Prominent Durham architect John Atkins says you can look around RTP and see Teer’s fingerprints everywhere. “His tenacity and leadership helped recruit Glaxo and Biogen. His vision and foresight are tangibly evident in the park today.” Among his more visible creations in RTP are the Glaxo headquarters building and the Radisson Governors Inn just off I-40.

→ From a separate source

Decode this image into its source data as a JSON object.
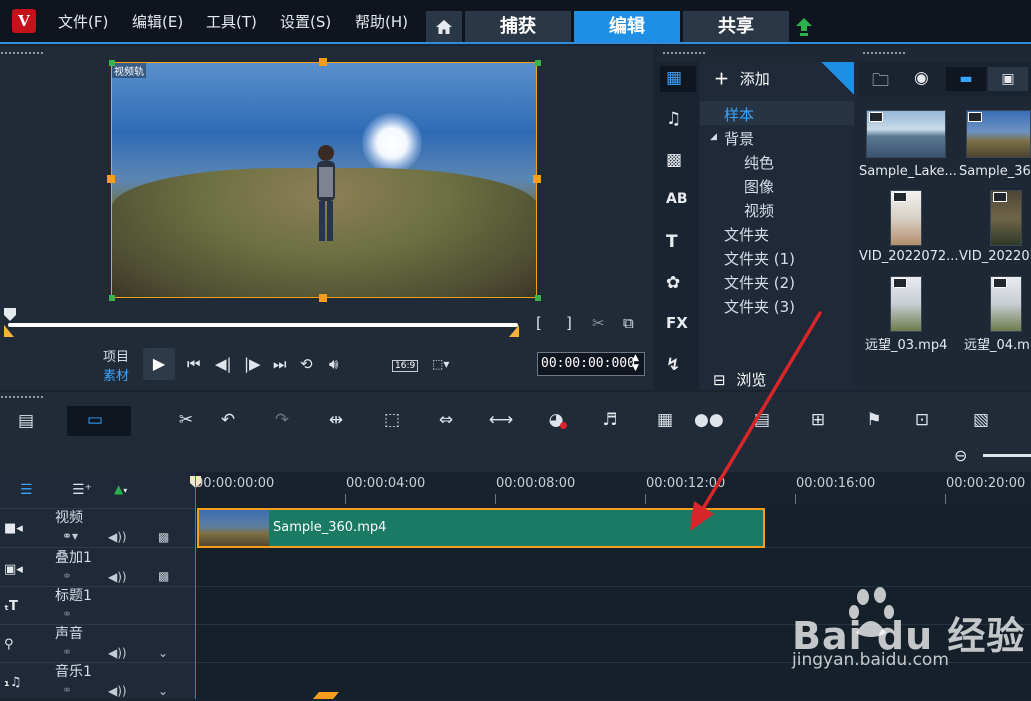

On his 41st birthday, his family honored him by making a gift of $333,000 to East Carolina to endow the Robert Dillard Teer Jr. Distinguished Professorship of Business, the university’s first endowed chair. His younger sister, Lyda Mihalyi ’76 of Durham, an Alumni Association Distinguished Service Award winner in 1990 who later served on the ECU Board of Trustees, says, “I think he’s done a good job of carrying on the Teer name in the community. He is not one to want the accolades or want his name out there for people to rah-rah about. He got that from our dad and from our grandfather.”


Uniting the Triangle

No one knew how Triangle drivers would react when the Triangle Expressway opened in January. Some thought commuters would shun it, but Robb Teer thought differently, and he’s been proven correct. “We had 106,000 passenger cars use the expressway in January and the projection was much less than that. We designed it to be as easy to use as we could. There are no tollbooths. You can buy a transponder that mounts on the windshield. And if you travel to the Northeast or Southeast the same transponder works on the toll roads there.” Commuters have purchased about 14,000 transponders since October 2011, he says.

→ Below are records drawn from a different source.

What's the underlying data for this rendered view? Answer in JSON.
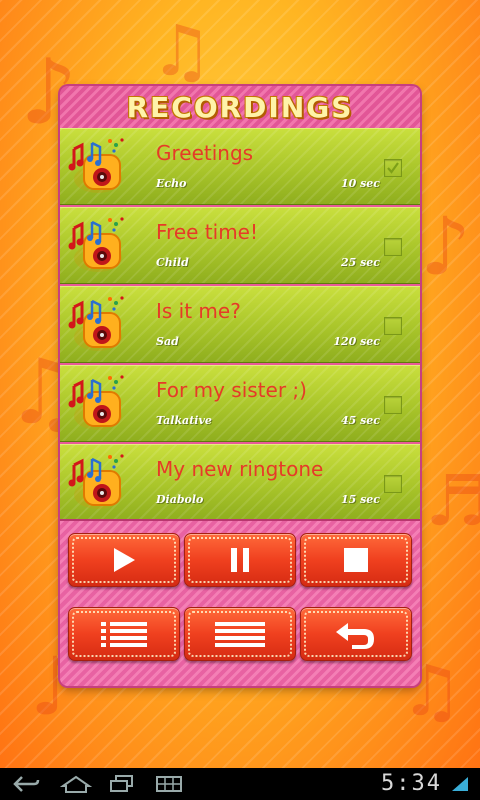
{
  "app": {
    "title": "RECORDINGS",
    "accent_color": "#e63a28",
    "panel_color": "#e85a9a",
    "row_color": "#a9c52a"
  },
  "recordings": [
    {
      "title": "Greetings",
      "style": "Echo",
      "duration": "10 sec",
      "checked": true,
      "icon": "music-box-icon"
    },
    {
      "title": "Free time!",
      "style": "Child",
      "duration": "25 sec",
      "checked": false,
      "icon": "music-box-icon"
    },
    {
      "title": "Is it me?",
      "style": "Sad",
      "duration": "120 sec",
      "checked": false,
      "icon": "music-box-icon"
    },
    {
      "title": "For my sister ;)",
      "style": "Talkative",
      "duration": "45 sec",
      "checked": false,
      "icon": "music-box-icon"
    },
    {
      "title": "My new ringtone",
      "style": "Diabolo",
      "duration": "15 sec",
      "checked": false,
      "icon": "music-box-icon"
    }
  ],
  "controls": {
    "buttons": [
      {
        "name": "play-button",
        "icon": "play-icon"
      },
      {
        "name": "pause-button",
        "icon": "pause-icon"
      },
      {
        "name": "stop-button",
        "icon": "stop-icon"
      },
      {
        "name": "list-button",
        "icon": "list-icon"
      },
      {
        "name": "menu-button",
        "icon": "menu-lines-icon"
      },
      {
        "name": "back-button",
        "icon": "return-icon"
      }
    ]
  },
  "system_bar": {
    "time": "5:34",
    "nav_icons": [
      "back-icon",
      "home-icon",
      "recent-apps-icon",
      "keyboard-icon"
    ]
  }
}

Terry Yeargan ’79 of Willow Spring, an executive with DPR Construction Inc., says Teer is “that rare leader who is decisive and is accustomed to cutting right through a complex situation and getting to the heart of making decisions.” Yeargan serves with Teer on the RDU Airport Authority and succeeded him as chair. “I really schooled under him,” Yeargan adds.

Teer counters that he’s more interested in building his community than in erecting buildings. “If you don’t have the roads, if you don’t have the airport, the office space, then none of (the desired public amenities) would be possible because no one would move here.”

To him, public television is an important public asset. In 2009, he and Susan were honored with UNC-TV’s Producers Circle Award. The Durham Performing Arts Center is another public amenity improving the region’s quality of life. On opening night four years ago, Teer and his sister, Lyda, and their three siblings shared a special moment when, as a result of a $1.2 million gift they made to equip the new city-owned facility, the stage was named in honor of their parents, Mildred and Dillard Teer. Making the evening even more special was that both parents were in attendance.